Sample Size and Historical Inference: When Small Data Meets Big Questions

gray asphalt road between green trees under white sky during daytime

9 min read

Every quantitative estimate from limited historical data must be accompanied by an explicit measure of uncertainty, because a point estimate without a confidence interval is essentially meaningless.

Bayesian methods provide a principled framework for combining prior knowledge with sparse new evidence, producing posterior estimates that reflect both what we already know and what the data reveal.

Sensitivity analysis and power calculations are essential for determining whether conclusions are robust or whether individual observations and assumptions are driving the results.

The failure to conduct power analysis leads to a dangerous conflation of insufficient evidence with evidence of no effect, violating the distinction between absence of evidence and evidence of absence.

The highest standard in quantitative history is not extracting conclusions from any dataset, but knowing when the evidence genuinely cannot support the question being asked.

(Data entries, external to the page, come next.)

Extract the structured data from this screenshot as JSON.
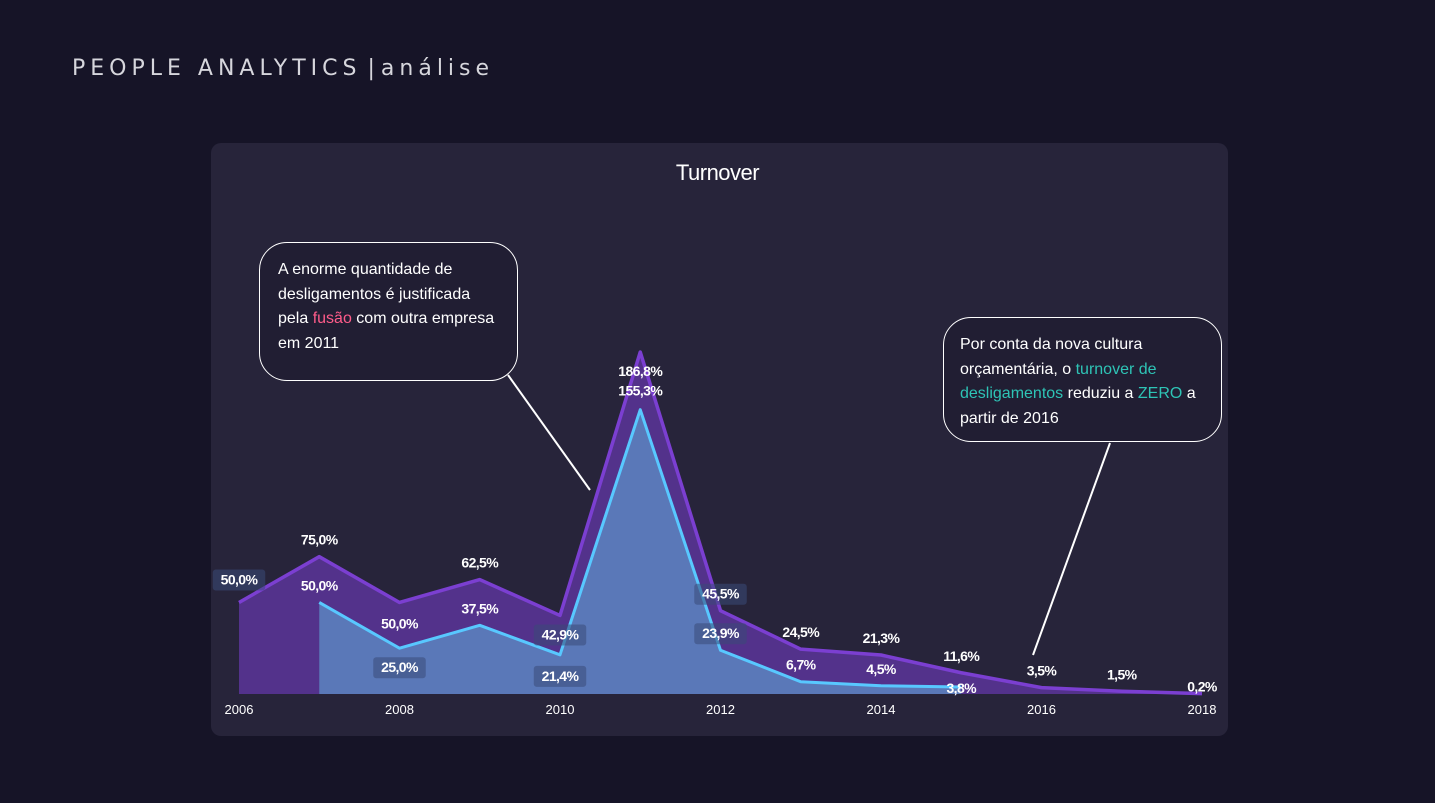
{
  "header": {
    "brand": "PEOPLE ANALYTICS",
    "separator": "|",
    "section": "análise"
  },
  "colors": {
    "purple": "#7b3fd1",
    "purple_fill": "#55348f",
    "blue_line": "#58c8ff",
    "blue_fill": "#5a78b8",
    "pink": "#ff5c8a",
    "teal": "#2ec4b6"
  },
  "callouts": [
    {
      "parts": [
        "A enorme quantidade de desligamentos é justificada pela ",
        "fusão",
        " com outra empresa em 2011"
      ]
    },
    {
      "parts": [
        "Por conta da nova cultura orçamentária, o ",
        "turnover de desligamentos",
        " reduziu a ",
        "ZERO",
        " a partir de 2016"
      ]
    }
  ],
  "chart_data": {
    "type": "area",
    "title": "Turnover",
    "x_ticks": [
      "2006",
      "2008",
      "2010",
      "2012",
      "2014",
      "2016",
      "2018"
    ],
    "xlim": [
      2006,
      2018
    ],
    "ylim": [
      0,
      186.8
    ],
    "series": [
      {
        "x": [
          2006,
          2007,
          2008,
          2009,
          2010,
          2011,
          2012,
          2013,
          2014,
          2015,
          2016,
          2017,
          2018
        ],
        "values": [
          50.0,
          75.0,
          50.0,
          62.5,
          42.9,
          186.8,
          45.5,
          24.5,
          21.3,
          11.6,
          3.5,
          1.5,
          0.2
        ],
        "labels": [
          "50,0%",
          "75,0%",
          "50,0%",
          "62,5%",
          "42,9%",
          "186,8%",
          "45,5%",
          "24,5%",
          "21,3%",
          "11,6%",
          "3,5%",
          "1,5%",
          "0,2%"
        ]
      },
      {
        "x": [
          2007,
          2008,
          2009,
          2010,
          2011,
          2012,
          2013,
          2014,
          2015
        ],
        "values": [
          50.0,
          25.0,
          37.5,
          21.4,
          155.3,
          23.9,
          6.7,
          4.5,
          3.8
        ],
        "labels": [
          "50,0%",
          "25,0%",
          "37,5%",
          "21,4%",
          "155,3%",
          "23,9%",
          "6,7%",
          "4,5%",
          "3,8%"
        ]
      }
    ]
  }
}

Historical quantitative analysis confronts a fundamental asymmetry: our questions are vast, but our data are often vanishingly small. We want to know how medieval wages responded to plague mortality, how Roman trade networks shaped provincial growth, or how early modern fertility varied by social class. Yet the surviving records—a handful of manorial accounts, a fragmentary tax roll, a parish register with decades of missing entries—can seem laughably thin relative to the populations and processes they are meant to illuminate.

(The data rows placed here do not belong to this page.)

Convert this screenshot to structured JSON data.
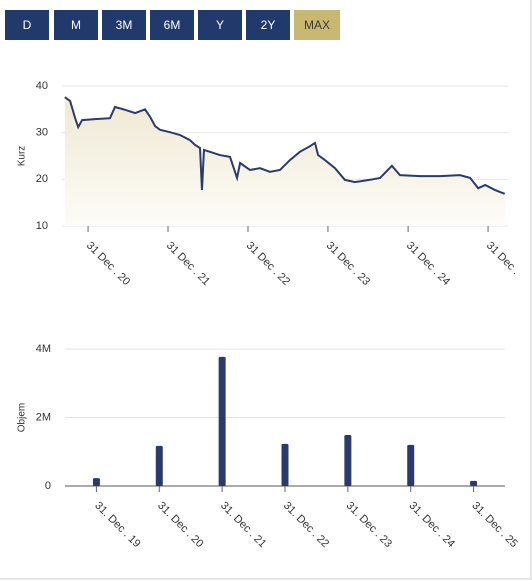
{
  "buttons": [
    "D",
    "M",
    "3M",
    "6M",
    "Y",
    "2Y",
    "MAX"
  ],
  "active_button": 6,
  "chart_data": [
    {
      "type": "line",
      "ylabel": "Kurz",
      "color": "#2a3b6b",
      "area": true,
      "grid": true,
      "x": [
        "2020-09-16",
        "2020-10-10",
        "2020-11-02",
        "2020-11-16",
        "2020-12-04",
        "2021-02-01",
        "2021-04-10",
        "2021-05-03",
        "2021-06-18",
        "2021-08-03",
        "2021-09-17",
        "2021-10-10",
        "2021-11-02",
        "2021-11-25",
        "2022-01-09",
        "2022-02-24",
        "2022-04-10",
        "2022-05-03",
        "2022-05-26",
        "2022-06-04",
        "2022-06-13",
        "2022-07-10",
        "2022-08-25",
        "2022-10-10",
        "2022-11-11",
        "2022-11-25",
        "2023-01-09",
        "2023-02-24",
        "2023-04-10",
        "2023-05-26",
        "2023-07-10",
        "2023-08-25",
        "2023-10-10",
        "2023-11-02",
        "2023-11-16",
        "2023-12-18",
        "2024-02-01",
        "2024-03-17",
        "2024-05-02",
        "2024-07-10",
        "2024-08-25",
        "2024-10-18",
        "2024-11-24",
        "2025-02-24",
        "2025-05-26",
        "2025-08-25",
        "2025-10-10",
        "2025-11-16",
        "2025-12-18",
        "2026-02-01",
        "2026-03-17"
      ],
      "values": [
        37.6,
        36.8,
        33.1,
        31.2,
        32.7,
        32.9,
        33.1,
        35.5,
        34.9,
        34.2,
        35,
        33.4,
        31.4,
        30.6,
        30.1,
        29.5,
        28.4,
        27.4,
        26.7,
        17.7,
        26.3,
        25.9,
        25.2,
        24.8,
        20.3,
        23.5,
        22,
        22.4,
        21.6,
        22,
        24.1,
        25.9,
        27.1,
        27.8,
        25.2,
        24.1,
        22.4,
        19.9,
        19.4,
        19.9,
        20.3,
        22.9,
        20.9,
        20.7,
        20.7,
        20.9,
        20.3,
        18.1,
        18.8,
        17.7,
        16.9
      ],
      "xlim": [
        "2020-09-03",
        "2026-04-01"
      ],
      "xticks": [
        {
          "value": "2020-12-31",
          "label": "31 Dec . 20"
        },
        {
          "value": "2021-12-31",
          "label": "31 Dec . 21"
        },
        {
          "value": "2022-12-31",
          "label": "31 Dec . 22"
        },
        {
          "value": "2023-12-31",
          "label": "31 Dec . 23"
        },
        {
          "value": "2024-12-31",
          "label": "31 Dec . 24"
        },
        {
          "value": "2025-12-31",
          "label": "31 Dec ."
        }
      ],
      "ylim": [
        10,
        40
      ],
      "yticks": [
        10,
        20,
        30,
        40
      ]
    },
    {
      "type": "bar",
      "ylabel": "Objem",
      "color": "#2a3b6b",
      "grid": true,
      "categories": [
        "31. Dec . 19",
        "31. Dec . 20",
        "31. Dec . 21",
        "31. Dec . 22",
        "31. Dec . 23",
        "31. Dec . 24",
        "31. Dec . 25"
      ],
      "values": [
        230000,
        1170000,
        3770000,
        1230000,
        1490000,
        1200000,
        150000
      ],
      "ylim": [
        0,
        4000000
      ],
      "yticks": [
        0,
        {
          "value": 2000000,
          "label": "2M"
        },
        {
          "value": 4000000,
          "label": "4M"
        }
      ]
    }
  ]
}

The temptation in such situations runs in two opposite directions. One is to treat small datasets as though they were large ones, computing means and running regressions without acknowledging the enormous uncertainty that surrounds every estimate. The other is to throw up one's hands entirely, declaring that quantitative analysis is simply impossible when the evidence is sparse. Both responses are methodologically lazy. Between false precision and wholesale abandonment lies a rigorous middle ground—one that demands we take uncertainty seriously, make our assumptions explicit, and distinguish clearly between what our data can and cannot tell us.

This article examines three pillars of that middle ground. First, how we quantify and communicate uncertainty when working with limited historical evidence. Second, how Bayesian methods allow us to combine prior knowledge with sparse data in a principled way. Third, how we recognize the genuine limits of inference—the point at which honesty requires us to say we do not know. Each of these is a methodological skill, but also a habit of intellectual discipline that separates productive quantitative history from numerical storytelling.

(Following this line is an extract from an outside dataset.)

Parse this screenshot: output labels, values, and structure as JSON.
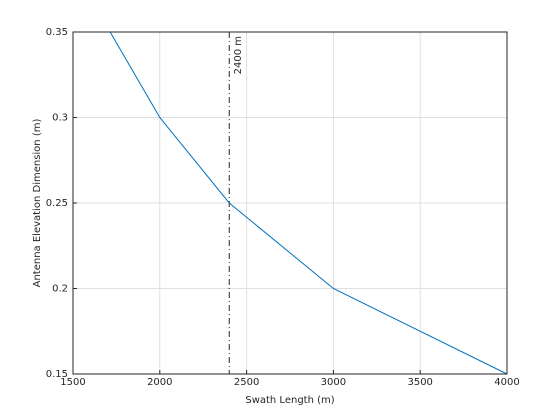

Uncertainty Quantification: The Discipline of Honest Estimation

When a researcher reports that the average daily wage in fourteenth-century Oxford was 2.3 pence, the precision of that number conceals a wilderness of uncertainty. How many wage observations underlie the estimate? Were they drawn from a single employer or many? Do they represent peak harvest rates or year-round averages? A point estimate without a confidence interval is, in the context of small historical samples, essentially meaningless. The first principle of small-sample inference is that every estimate must travel with a measure of its own uncertainty.

Standard frequentist tools offer a starting point. For a sample of n wage observations with standard deviation s, the 95% confidence interval around the mean is approximately ±1.96 × s/√n. When n is 200, that interval is relatively tight. When n is 12, it can be enormous—wide enough to make the point estimate almost uninformative by itself. Researchers accustomed to modern datasets often find this uncomfortable, but the discomfort is the point. The interval is not a flaw in the method; it is an honest description of how little we know.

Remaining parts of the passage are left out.